In an overview of this case, we are reminded to include schwannoma in the clinical diagnosis when a patient presents with unilateral sinusitis and a large polyp. However, the extraordinary location, the lack of a fibrous capsule, and the presence of the Verocay body noted in this case are different from other reports [2] . Although a recurrence rate of 23% has been reported, nasal schwannoma usually has a benign clinical course [2] . Local wide excision of the tumor may be the first choice of management.

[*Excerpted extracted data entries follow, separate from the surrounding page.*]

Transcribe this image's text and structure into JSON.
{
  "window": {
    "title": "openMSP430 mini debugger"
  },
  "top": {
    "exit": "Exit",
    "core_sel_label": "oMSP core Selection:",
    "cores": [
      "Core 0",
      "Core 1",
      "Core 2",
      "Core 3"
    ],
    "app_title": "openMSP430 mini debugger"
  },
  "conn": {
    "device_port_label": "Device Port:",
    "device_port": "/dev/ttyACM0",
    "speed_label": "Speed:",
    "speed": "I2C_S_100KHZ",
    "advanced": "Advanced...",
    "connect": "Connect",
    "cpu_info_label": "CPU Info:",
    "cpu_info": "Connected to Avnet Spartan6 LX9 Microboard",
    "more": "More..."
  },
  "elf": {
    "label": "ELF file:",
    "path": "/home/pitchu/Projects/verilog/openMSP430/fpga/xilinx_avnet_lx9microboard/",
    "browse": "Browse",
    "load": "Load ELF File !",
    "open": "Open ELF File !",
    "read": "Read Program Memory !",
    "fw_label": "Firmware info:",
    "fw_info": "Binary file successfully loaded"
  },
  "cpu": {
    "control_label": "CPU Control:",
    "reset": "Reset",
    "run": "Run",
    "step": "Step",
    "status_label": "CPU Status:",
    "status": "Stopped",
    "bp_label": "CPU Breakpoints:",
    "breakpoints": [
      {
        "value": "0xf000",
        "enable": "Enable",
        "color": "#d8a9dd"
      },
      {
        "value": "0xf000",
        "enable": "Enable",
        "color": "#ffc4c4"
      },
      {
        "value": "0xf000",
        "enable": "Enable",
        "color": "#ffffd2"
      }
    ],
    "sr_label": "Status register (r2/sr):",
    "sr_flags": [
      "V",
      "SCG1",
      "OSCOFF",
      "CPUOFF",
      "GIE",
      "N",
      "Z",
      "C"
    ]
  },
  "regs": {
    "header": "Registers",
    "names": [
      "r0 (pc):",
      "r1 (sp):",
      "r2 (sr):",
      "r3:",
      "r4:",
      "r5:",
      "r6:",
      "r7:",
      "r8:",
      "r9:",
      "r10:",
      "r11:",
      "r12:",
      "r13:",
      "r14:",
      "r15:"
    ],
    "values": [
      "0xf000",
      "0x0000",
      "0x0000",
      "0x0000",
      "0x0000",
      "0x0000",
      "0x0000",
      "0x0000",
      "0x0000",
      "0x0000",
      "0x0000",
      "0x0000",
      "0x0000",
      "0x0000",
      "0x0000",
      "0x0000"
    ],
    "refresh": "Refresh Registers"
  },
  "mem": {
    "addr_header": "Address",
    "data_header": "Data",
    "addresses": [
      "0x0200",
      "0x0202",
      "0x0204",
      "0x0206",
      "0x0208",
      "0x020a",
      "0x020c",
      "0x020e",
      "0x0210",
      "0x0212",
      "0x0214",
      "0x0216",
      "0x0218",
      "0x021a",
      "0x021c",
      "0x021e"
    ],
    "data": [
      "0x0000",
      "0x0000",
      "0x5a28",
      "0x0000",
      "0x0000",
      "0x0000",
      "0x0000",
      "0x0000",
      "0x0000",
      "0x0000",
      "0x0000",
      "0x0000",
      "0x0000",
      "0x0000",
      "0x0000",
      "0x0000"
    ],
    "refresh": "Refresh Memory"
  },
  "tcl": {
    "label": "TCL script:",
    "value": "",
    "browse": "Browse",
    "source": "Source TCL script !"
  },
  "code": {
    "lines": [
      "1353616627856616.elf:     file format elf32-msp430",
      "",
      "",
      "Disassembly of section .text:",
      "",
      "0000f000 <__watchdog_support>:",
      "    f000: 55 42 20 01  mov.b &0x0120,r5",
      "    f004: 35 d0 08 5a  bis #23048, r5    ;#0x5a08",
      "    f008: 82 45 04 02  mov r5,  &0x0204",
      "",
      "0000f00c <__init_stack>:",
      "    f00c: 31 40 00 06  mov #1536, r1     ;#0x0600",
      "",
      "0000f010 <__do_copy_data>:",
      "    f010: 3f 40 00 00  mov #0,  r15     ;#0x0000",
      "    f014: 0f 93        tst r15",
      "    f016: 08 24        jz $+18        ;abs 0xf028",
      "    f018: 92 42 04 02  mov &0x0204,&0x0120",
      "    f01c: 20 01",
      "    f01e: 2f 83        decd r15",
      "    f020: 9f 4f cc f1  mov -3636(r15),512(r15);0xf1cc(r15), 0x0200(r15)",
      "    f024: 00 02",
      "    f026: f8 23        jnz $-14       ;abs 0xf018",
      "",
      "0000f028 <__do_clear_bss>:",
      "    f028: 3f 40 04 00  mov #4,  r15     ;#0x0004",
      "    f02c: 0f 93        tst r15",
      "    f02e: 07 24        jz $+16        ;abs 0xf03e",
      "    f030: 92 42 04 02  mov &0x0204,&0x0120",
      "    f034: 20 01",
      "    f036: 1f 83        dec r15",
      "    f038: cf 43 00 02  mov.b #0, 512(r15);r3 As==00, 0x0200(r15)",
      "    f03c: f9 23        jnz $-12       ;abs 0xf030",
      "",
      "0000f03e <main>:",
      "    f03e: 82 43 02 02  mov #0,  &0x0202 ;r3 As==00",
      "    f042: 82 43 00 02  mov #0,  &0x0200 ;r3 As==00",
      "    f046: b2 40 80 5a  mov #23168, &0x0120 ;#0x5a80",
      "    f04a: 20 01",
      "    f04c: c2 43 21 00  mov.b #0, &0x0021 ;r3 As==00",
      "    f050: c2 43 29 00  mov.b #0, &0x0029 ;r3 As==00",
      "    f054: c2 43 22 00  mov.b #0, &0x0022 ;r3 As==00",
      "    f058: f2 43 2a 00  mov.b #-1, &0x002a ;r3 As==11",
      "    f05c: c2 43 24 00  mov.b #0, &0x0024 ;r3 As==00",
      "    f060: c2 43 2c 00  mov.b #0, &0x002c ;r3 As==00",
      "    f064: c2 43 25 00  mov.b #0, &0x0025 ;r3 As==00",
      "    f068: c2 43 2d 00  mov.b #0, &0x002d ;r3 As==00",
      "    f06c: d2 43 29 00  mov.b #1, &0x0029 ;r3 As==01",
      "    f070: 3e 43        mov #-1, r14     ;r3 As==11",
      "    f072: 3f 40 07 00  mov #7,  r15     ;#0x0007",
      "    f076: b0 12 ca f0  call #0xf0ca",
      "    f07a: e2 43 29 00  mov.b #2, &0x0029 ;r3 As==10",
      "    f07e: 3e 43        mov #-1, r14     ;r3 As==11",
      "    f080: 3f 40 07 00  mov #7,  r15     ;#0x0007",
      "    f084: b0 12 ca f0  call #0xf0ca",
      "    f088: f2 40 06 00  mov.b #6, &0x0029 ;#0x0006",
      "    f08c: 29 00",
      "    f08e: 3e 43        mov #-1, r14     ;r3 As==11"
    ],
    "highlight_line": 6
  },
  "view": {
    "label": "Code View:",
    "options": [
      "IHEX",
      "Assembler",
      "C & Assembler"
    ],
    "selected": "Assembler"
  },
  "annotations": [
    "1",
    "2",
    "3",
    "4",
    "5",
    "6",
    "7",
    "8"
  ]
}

In our case, endoscopic sinus surgery was enough for removal of the tumor because of its definite origin. On account of its gigantic size and fragile consistency, en bloc resection is impossible. Complete removal is achieved by piecemeal resection. Nevertheless, considering the versatile entities of a unilateral polypoid mass, it is worthwhile to take a biopsy specimen before the operation for determining an appropriate surgical procedure. MRI evaluation before surgical exploration is recommended. Schwannoma presents as a solitary soft mass, with a high signal in the T2 weighted image in MRI. In some cases, the nerve is usually at the peripheral side of the mass [7] . These examinations promote better comprehension of the nature and the extent of the tumor. After clarification of the character and extent of the mass, endoscopic sinus surgery is enough for most benign lesions, otherwise, an external approach is the choice for unresolved cases. Finally, the findings in this case imply a possible relationship between the special pathological changes and the tumor origin, but the exact result needs further investigation.

4. Conclusion

Schwannoma is not a common tumor in the sinonasal tract. Only about 70 cases have been recorded in the literature. The presenting symptoms of the tumor are always non-specific, depending on the site of the mass. Microscopically, Antoni A and Antoni B arrangements are diagnostic for this tumor. MRI evaluation before surgical exploration is recommended. Local wide excision of the tumor may be the first choice of management.

References

  1. Anonymous (1995) Case Records of the Massachusetts General Hospital. Weekly Clinicopathological Exercises Case 14-1995: A 12-Year-Old Boy with Progressive Nasal Obstruction. New England Journal of Medicine, 332, 1285-1291. http://dx.doi.org/10.1056/NEJM199505113321908
  2. Casadei, G.P., Scheithauer, B.W., Hirose, T., Manfrini, M., Van Houton, C. and Wood, M.B. (1995) Cellular Schwannoma. A Clinicopathologic, DNA Flow Cytometric, and Proliferation Marker Study of 70 Patients. Cancer, 75, 1109- 1119. http://dx.doi.org/10.1002/1097-0142(19950301)75:5<1109::AID-CNCR2820750510>3.0.CO;2-M
  3. Hasegawa, S.L., Mentzel, T. and Fletcher, C.D.M. (1997) Schwannoma of the Sinonasal Tract and Nasopharynx. Modern Pathology, 10, 777-784.
  4. Kaufman, S.M. and Conard, L.P. (1976) Schwannoma Presenting as a Nasalpolyp. Laryngoscope, 86, 595-597. http://dx.doi.org/10.1288/00005537-197604000-00017
  5. Khalifa, M.C. and Bassyouni, A. (1981) Nasal Schwannoma. Journal of Laryngology and Otology, 95, 503-507. http://dx.doi.org/10.1017/S0022215100091015
  6. Leakos, M. and Brown, D.H. (1993) Schwannomas of the Nasal Cavity. Journal of Otolaryngology, 22, 106-107.
  7. Lemmerling, M., Moerman, M., Govaere, F., Prae, M., Kunnen, M. and Vermeersch, H. (1998) Schwannoma of the Tip of the Nose: MRI. Neuroradiology, 40, 264-266. http://dx.doi.org/10.1007/s002340050582
  8. Perzin, K.H., Panyu, H. and Wechter, S. (1982) Non-Epithelial Tumors of the Nasal Cavity, Paranasal Sinuses, and the Nasopharynx. A Clinicopathological Study, XII: Schwann Cell Tumors (Neurilemoma, Neurofibroma, Malignant Schwannoma). Cancer, 50, 2193-2202. http://dx.doi.org/10.1002/1097-0142(19821115)50:10<2193::AID-CNCR2820501036>3.0.CO;2-0
  9. Pasic, T.R. and Malielski, K. (1990) Nasal Schwannoma. Otolaryngology―Head and Neck Surgery, 103, 943-946.